For a vertical parabola in vertex form
$$
(x - h)^2 = 4p(y - k) \quad \text{or} \quad y = a(x - h)^2 + k,
$$
one can:
- Identify the vertex $(h,k)$.
- Determine whether it opens up or down from the sign of $p$ (or $a$).
- Find the focus and directrix using $p$.
- Optionally, plot the endpoints of the latus rectum to gauge the shape near the focus.
- Sketch the symmetric curve with respect to the axis of symmetry.
For a horizontal parabola in the form
$$
(y - k)^2 = 4p(x - h),
$$
the procedure is similar, but openings are left or right, and the axis of symmetry is horizontal.
Parabolas as conic sections
Within the broader study of conic sections, parabolas correspond to the case where the plane cuts the cone parallel to a generating line of the cone. Analytically, parabolas can be characterized by their eccentricity:
- The eccentricity of a parabola is $e = 1$.
This fits into the general pattern (for conics):
- Ellipses: $0 < e < 1$.
- Parabolas: $e = 1$.
- Hyperbolas: $e > 1$.
In the parabola case, the equality of distances to the focus and directrix exactly matches the eccentricity being $1$.
Applications of parabolas (geometric viewpoint)
Several physical and geometric phenomena naturally involve parabolas:
- Reflective property: A ray coming in parallel to the axis of symmetry of a parabola reflects off the parabolic curve and passes through the focus (for ideal reflections).
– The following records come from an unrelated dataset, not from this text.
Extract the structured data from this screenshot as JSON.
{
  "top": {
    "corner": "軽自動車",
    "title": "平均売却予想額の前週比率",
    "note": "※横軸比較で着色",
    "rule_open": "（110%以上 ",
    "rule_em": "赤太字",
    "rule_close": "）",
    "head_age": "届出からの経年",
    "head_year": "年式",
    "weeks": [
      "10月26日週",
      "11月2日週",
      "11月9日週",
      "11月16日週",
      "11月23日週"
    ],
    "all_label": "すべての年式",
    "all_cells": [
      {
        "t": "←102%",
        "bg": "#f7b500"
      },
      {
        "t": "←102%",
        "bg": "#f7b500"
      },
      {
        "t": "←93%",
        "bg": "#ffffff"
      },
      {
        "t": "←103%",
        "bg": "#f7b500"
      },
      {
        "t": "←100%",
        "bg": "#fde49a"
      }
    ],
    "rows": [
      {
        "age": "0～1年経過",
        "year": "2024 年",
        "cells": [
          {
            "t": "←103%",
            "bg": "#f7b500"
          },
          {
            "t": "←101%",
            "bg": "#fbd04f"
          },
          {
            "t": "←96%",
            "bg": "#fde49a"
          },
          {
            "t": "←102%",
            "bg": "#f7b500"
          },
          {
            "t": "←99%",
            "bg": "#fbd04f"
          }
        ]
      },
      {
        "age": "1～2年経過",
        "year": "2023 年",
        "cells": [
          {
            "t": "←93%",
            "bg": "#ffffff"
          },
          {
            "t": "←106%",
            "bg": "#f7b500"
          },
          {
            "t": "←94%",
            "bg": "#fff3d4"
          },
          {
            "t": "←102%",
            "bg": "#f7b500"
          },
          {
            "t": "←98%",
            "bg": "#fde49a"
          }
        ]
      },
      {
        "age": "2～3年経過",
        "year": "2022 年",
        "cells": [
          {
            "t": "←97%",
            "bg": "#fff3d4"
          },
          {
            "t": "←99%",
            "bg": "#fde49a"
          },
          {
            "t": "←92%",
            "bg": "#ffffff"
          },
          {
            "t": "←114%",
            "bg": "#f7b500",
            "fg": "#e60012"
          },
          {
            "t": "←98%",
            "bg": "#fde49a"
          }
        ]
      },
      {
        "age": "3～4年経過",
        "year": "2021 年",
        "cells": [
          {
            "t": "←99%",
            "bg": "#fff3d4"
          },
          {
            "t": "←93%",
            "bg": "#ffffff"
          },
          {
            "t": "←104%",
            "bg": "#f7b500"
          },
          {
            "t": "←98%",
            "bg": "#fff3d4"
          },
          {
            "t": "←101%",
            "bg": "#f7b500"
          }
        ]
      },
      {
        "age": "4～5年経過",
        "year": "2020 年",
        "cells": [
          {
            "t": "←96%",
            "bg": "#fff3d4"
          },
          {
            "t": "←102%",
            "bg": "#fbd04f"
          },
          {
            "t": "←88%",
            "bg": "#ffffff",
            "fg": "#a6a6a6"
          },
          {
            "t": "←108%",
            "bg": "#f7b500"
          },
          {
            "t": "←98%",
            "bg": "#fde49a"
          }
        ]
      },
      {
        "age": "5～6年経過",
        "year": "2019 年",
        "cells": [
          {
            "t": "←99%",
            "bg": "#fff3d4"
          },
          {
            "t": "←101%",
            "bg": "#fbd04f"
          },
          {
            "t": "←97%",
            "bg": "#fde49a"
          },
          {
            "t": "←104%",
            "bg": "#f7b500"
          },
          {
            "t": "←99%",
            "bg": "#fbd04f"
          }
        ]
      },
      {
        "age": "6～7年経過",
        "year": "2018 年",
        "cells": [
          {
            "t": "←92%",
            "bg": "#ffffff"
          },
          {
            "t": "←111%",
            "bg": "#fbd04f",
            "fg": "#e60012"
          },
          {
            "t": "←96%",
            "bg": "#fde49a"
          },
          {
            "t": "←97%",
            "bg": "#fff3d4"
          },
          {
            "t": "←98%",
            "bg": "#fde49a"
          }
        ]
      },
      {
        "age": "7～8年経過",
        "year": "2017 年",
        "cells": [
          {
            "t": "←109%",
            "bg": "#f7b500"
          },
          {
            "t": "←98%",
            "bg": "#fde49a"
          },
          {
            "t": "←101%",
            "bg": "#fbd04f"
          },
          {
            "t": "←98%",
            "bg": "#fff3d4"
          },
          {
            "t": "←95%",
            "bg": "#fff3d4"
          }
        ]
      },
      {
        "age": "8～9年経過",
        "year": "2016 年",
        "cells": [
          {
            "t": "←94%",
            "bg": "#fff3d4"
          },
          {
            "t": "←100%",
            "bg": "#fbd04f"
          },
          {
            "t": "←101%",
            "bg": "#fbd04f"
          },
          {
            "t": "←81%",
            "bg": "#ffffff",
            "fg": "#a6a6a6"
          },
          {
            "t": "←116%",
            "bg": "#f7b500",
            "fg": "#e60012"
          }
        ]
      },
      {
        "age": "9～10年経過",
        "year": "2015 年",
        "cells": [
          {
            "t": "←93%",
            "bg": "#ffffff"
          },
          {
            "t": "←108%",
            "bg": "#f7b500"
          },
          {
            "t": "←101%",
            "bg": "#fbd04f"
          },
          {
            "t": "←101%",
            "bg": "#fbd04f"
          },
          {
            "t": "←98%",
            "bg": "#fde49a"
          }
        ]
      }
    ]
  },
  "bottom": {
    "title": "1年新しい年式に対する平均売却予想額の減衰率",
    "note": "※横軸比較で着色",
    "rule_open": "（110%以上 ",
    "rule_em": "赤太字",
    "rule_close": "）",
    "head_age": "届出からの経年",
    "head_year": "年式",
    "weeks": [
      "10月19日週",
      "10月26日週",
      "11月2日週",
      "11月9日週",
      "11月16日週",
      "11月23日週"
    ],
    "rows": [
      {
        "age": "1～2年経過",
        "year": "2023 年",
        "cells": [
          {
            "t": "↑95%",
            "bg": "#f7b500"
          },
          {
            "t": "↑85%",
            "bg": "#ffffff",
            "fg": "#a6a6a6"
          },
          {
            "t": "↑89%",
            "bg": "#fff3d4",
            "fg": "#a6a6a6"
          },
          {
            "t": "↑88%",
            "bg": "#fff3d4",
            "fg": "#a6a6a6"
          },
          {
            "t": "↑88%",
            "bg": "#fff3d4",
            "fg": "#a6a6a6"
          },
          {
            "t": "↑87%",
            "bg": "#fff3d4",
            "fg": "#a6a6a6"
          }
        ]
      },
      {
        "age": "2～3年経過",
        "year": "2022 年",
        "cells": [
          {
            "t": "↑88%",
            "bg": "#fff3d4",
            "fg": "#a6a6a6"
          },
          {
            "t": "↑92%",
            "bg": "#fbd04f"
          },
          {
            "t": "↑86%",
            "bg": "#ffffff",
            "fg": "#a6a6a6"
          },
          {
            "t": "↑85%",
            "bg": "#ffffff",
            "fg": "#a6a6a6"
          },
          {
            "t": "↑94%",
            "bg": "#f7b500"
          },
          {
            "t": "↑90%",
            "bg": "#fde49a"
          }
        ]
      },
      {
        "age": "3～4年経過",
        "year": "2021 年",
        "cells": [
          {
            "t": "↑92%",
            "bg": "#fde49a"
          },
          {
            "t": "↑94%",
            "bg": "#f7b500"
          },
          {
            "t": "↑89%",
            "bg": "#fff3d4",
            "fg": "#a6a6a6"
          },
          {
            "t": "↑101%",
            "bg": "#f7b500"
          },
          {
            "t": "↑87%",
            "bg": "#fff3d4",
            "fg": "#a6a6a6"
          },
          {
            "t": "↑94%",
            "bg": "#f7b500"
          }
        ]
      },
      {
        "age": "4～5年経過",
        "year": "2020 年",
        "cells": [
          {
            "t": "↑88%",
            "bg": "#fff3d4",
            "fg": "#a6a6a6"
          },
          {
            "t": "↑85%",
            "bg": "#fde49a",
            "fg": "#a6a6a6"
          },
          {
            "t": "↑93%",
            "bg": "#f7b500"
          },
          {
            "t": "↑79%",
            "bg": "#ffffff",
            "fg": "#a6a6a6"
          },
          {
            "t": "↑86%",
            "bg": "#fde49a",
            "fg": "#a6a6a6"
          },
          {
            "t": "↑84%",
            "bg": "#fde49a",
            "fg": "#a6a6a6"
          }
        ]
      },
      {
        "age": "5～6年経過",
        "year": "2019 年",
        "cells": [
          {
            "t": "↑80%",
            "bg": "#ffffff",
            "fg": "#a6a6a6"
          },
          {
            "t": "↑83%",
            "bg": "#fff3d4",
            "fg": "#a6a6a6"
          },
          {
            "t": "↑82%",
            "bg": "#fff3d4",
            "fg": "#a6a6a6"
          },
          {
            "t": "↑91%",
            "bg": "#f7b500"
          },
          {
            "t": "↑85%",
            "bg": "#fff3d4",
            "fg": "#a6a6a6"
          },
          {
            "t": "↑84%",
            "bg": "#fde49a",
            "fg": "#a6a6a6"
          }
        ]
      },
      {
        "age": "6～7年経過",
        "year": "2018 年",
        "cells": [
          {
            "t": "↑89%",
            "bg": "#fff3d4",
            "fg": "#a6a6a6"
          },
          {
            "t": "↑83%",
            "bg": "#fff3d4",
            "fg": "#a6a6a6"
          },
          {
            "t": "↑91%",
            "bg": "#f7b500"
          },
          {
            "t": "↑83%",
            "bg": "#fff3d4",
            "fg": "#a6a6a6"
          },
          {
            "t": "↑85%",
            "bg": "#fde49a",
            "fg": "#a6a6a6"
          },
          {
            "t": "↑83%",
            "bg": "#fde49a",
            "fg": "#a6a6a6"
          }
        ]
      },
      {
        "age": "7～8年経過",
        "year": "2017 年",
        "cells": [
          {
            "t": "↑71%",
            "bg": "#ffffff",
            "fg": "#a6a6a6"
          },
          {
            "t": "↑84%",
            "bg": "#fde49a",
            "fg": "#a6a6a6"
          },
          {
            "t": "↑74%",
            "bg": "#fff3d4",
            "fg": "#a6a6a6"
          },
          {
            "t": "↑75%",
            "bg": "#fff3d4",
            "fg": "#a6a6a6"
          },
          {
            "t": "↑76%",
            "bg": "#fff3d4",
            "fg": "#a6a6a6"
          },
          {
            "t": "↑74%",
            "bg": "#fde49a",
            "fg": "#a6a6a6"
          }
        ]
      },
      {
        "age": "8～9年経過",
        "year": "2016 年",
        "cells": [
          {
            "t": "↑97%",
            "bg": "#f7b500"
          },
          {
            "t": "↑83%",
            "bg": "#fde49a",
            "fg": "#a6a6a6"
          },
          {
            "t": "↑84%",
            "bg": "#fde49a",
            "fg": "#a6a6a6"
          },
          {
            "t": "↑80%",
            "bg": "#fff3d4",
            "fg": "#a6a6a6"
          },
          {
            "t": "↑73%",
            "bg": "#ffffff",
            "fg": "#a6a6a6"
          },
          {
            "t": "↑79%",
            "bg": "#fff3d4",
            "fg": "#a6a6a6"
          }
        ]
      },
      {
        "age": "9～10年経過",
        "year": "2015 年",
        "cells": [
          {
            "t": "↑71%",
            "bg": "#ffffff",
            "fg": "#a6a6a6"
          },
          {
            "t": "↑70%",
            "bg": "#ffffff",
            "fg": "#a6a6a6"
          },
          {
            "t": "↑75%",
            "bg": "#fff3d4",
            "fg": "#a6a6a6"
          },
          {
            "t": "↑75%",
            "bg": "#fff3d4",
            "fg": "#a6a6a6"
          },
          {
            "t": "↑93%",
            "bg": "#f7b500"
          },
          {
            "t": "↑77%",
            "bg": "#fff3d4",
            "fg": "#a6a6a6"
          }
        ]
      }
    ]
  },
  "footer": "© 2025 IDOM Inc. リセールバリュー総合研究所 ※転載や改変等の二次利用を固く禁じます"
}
This is used in:
- Satellite dishes.
- Parabolic mirrors in telescopes.
- Car headlights and flashlights.
- Projectile motion (idealized): In a uniform gravitational field with no air resistance, the path of a projectile thrown with an initial velocity is a parabola in the $x$–$y$ plane.
These applications rely heavily on the geometric and analytic properties of parabolas developed in this chapter.